Император д'Альмансир сделал большой глоток, выплеснул остатки вина в бассейн и швырнул кубок следом. Тамаль неодобрительно посмотрел в бассейн и душераздирающе вздохнул. Баррахат быстро натянул сердас и замер, ожидая приказа. Но Джавийон без слов положил руку ему на плечо и громогласно позвал:

— Мутаннар!

— Я здесь, божественный! — церемонимейстер, кланяясь, выскользнул из тени террасы и остановился на безопасном расстоянии — как раз шагах в тридцати от императора.

— Найди глашатая, и пусть он возвестит всем придворным, что император почтил богов возлиянием. Пусть все немедля выпьют во славу богов, да пошлют они нам удачу в наших начинаниях!

— Адиз, повелитель! — Мутаннар начал торопливо пятиться к выходу из двора. — Что еще угодно божественному повелителю?

— Протокол-секретаря в мой кабинет, Аретиклей пусть ждет… где он там бишь расположился?

— В халкидоновом покое, повелитель, — негромко подсказал Баррахат.

— Вот там пусть и ждет, я к нему сам приду. Всем остальным оставаться здесь, кроме Тамаля. Тамаль, разбойник, ты пойдешь со мной. И ты, Шер. Ах да, Мутаннар! Еще найди Сальтгерра — как возгласит адиз, пусть сразу идет к Аретиклею и ждет меня.

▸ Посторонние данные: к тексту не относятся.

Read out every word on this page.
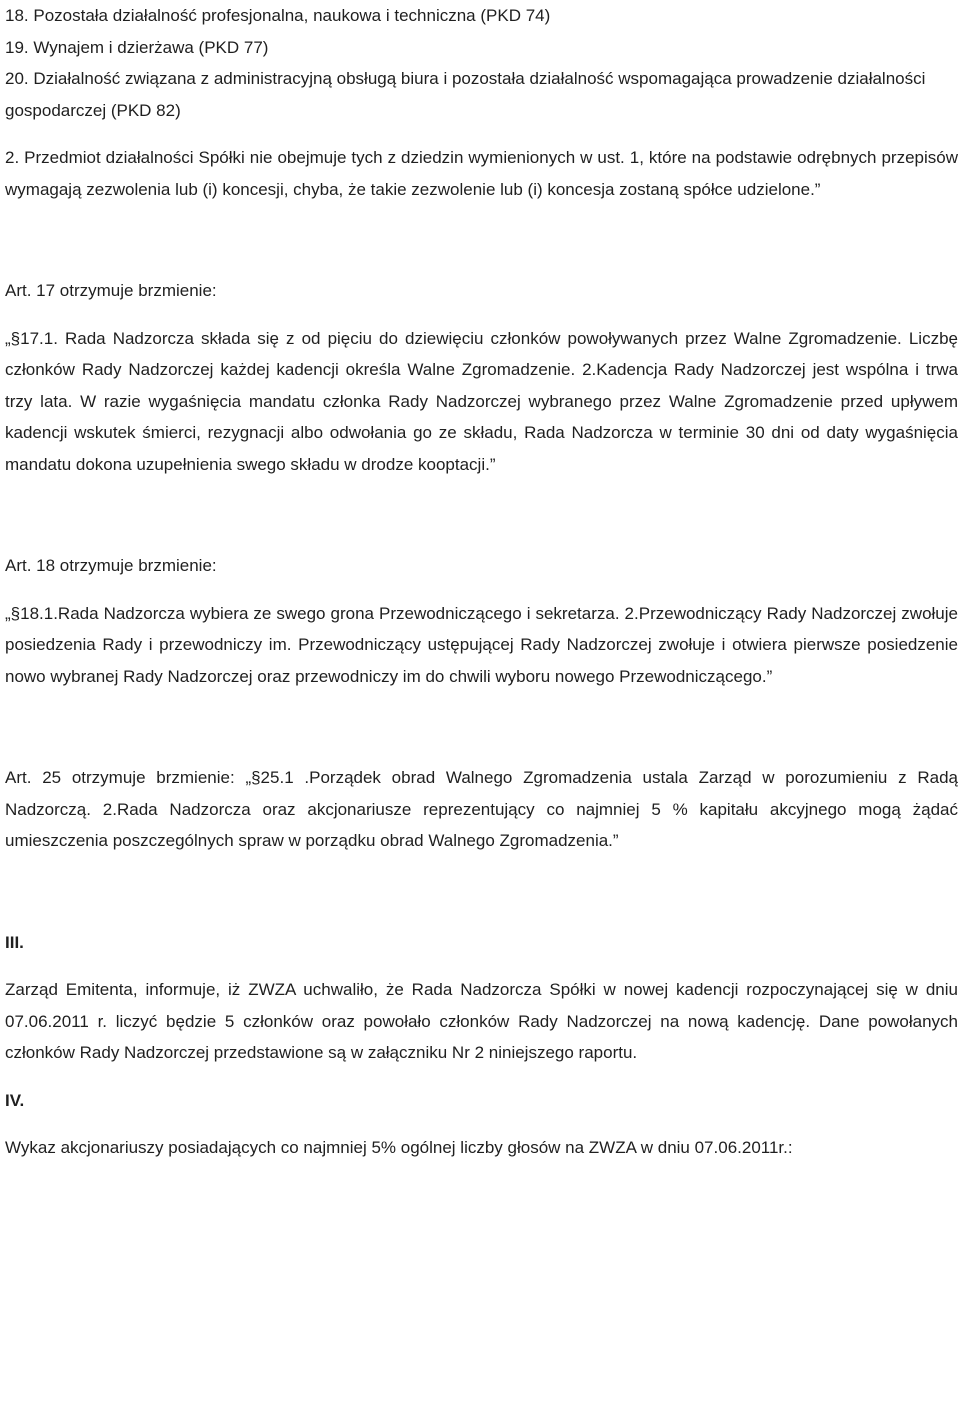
18. Pozostała działalność profesjonalna, naukowa i techniczna (PKD 74)

19. Wynajem i dzierżawa (PKD 77)

20. Działalność związana z administracyjną obsługą biura i pozostała działalność wspomagająca prowadzenie działalności gospodarczej (PKD 82)

2. Przedmiot działalności Spółki nie obejmuje tych z dziedzin wymienionych w ust. 1, które na podstawie odrębnych przepisów wymagają zezwolenia lub (i) koncesji, chyba, że takie zezwolenie lub (i) koncesja zostaną spółce udzielone.”

Art. 17 otrzymuje brzmienie:

„§17.1. Rada Nadzorcza składa się z od pięciu do dziewięciu członków powoływanych przez Walne Zgromadzenie. Liczbę członków Rady Nadzorczej każdej kadencji określa Walne Zgromadzenie. 2.Kadencja Rady Nadzorczej jest wspólna i trwa trzy lata. W razie wygaśnięcia mandatu członka Rady Nadzorczej wybranego przez Walne Zgromadzenie przed upływem kadencji wskutek śmierci, rezygnacji albo odwołania go ze składu, Rada Nadzorcza w terminie 30 dni od daty wygaśnięcia mandatu dokona uzupełnienia swego składu w drodze kooptacji.”

Art. 18 otrzymuje brzmienie:

„§18.1.Rada Nadzorcza wybiera ze swego grona Przewodniczącego i sekretarza. 2.Przewodniczący Rady Nadzorczej zwołuje posiedzenia Rady i przewodniczy im. Przewodniczący ustępującej Rady Nadzorczej zwołuje i otwiera pierwsze posiedzenie nowo wybranej Rady Nadzorczej oraz przewodniczy im do chwili wyboru nowego Przewodniczącego.”

Art. 25 otrzymuje brzmienie: „§25.1 .Porządek obrad Walnego Zgromadzenia ustala Zarząd w porozumieniu z Radą Nadzorczą. 2.Rada Nadzorcza oraz akcjonariusze reprezentujący co najmniej 5 % kapitału akcyjnego mogą żądać umieszczenia poszczególnych spraw w porządku obrad Walnego Zgromadzenia.”

III.

Zarząd Emitenta, informuje, iż ZWZA uchwaliło, że Rada Nadzorcza Spółki w nowej kadencji rozpoczynającej się w dniu 07.06.2011 r. liczyć będzie 5 członków oraz powołało członków Rady Nadzorczej na nową kadencję. Dane powołanych członków Rady Nadzorczej przedstawione są w załączniku Nr 2 niniejszego raportu.

IV.

Wykaz akcjonariuszy posiadających co najmniej 5% ogólnej liczby głosów na ZWZA w dniu 07.06.2011r.:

— Слушаюсь, божественный! — Мутаннар убежал внутрь дворца.

— А Тамаля зачем? — недоумевающе спросил Баррахат вполголоса.

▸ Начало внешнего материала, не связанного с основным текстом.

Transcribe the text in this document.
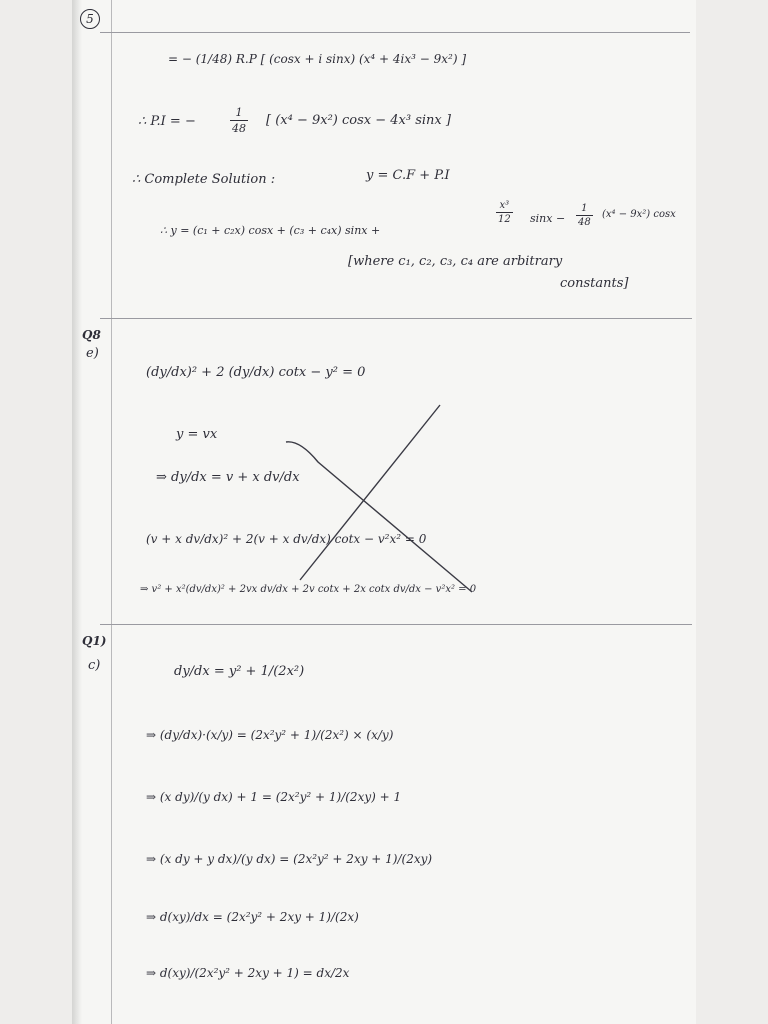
5
= − (1/48) R.P [ (cosx + i sinx) (x⁴ + 4ix³ − 9x²) ]
∴ P.I = −	$\frac{1}{48}$ [ (x⁴ − 9x²) cosx − 4x³ sinx ]
∴ Complete Solution :	y = C.F + P.I
∴ y = (c₁ + c₂x) cosx + (c₃ + c₄x) sinx +
$\frac{\text{x³}}{12}$ $\sin x - \frac{1}{48} (x^4 - 9x^2)$ cosx
[where c₁, c₂, c₃, c₄ are arbitrary
constants]
Q8
e)
(dy/dx)² + 2 (dy/dx) cotx − y² = 0
y = vx
⇒ dy/dx = v + x dv/dx
(v + x dv/dx)² + 2(v + x dv/dx) cotx − v²x² = 0
⇒ v² + x²(dv/dx)² + 2vx dv/dx + 2v cotx + 2x cotx dv/dx − v²x² = 0
Q1)
c)	dy/dx = y² + 1/(2x²)
⇒ (dy/dx)·(x/y) = (2x²y² + 1)/(2x²) × (x/y)
⇒ (x dy)/(y dx) + 1 = (2x²y² + 1)/(2xy) + 1
⇒ (x dy + y dx)/(y dx) = (2x²y² + 2xy + 1)/(2xy)
⇒ d(xy)/dx = (2x²y² + 2xy + 1)/(2x)
⇒ d(xy)/(2x²y² + 2xy + 1) = dx/2x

— Увидишь. Пойдем, Шер. Тамаль, пес, что ты копаешься?

— Повелитель, можно, я кувшин с собой возьму? — истово спросил Тамаль и на всякий случай скорбно сдвинул брови.

— Бери. Идем, быстрее! Во мне нетерпение взыграло!

Джави легко перепрыгнул ступеньки, легко и беззаботно пробежался по террасе и первым ворвался в кабинет. За ним, немного поотстав, появились Баррахат с Тамалем. Тамаль отдувался и сопел, что почему-то вызывало мысли о виноделии и дегустации.

— Дыши в другую сторону, мерзавец, — посоветовал Джави. — Или вообще не дыши.

— Зачем же не дышать? — самолюбиво спросил строптивый Тамаль. — Я могу и в другую сторону, если повелитель прикажет.

Распахнулась дверь и на пороге появился первый протокол-секретарь Тенджир Таваф, сын предводителя клана Муттаби.

— Позволит ли войти божественный повелитель? — певуче поинтересовался он. — Или повелитель изволит слушать песни?

— Входи, Тадж, — приветливо сказал Джавийон. — Будем писать длинные, но очень интересные письма.

— Но, повелитель, протокол не позволяет присутствовать при дипломатической переписке этому бездельнику, — вежливо напомнил Тенджир.

— Тадж, — сурово сказал Джави, — ты кому это говоришь? Если я сказал — можно, кто посмеет сказать «нельзя»?

Тенджир поклонился.

— Будет так, как прикажет божественный.

— Уже гораздо лучше, — сказал Джави довольно. — Заходи, готовь свои игрушки. Первое письмо будет в Ротону, королеве Аальгетейте, частное, конфиденциально.

— С голубым вензелем, значит, — меланхолично прокомментировал Тенджир, копаясь в сумке. — Отвезет особый порученец или императорский флаг-курьер?

— Лисса отнесет, — сказал Джави, разыскивая что-то в секретере.

— Мягкий пергамент, зеленый сургуч, зеленый воск, — привычно сказал Тенджир. — Я готов, повелитель. Царственной Аальгетэйте Суатаоми до Ротениа, дворец Звезды, Пяастиэ, так?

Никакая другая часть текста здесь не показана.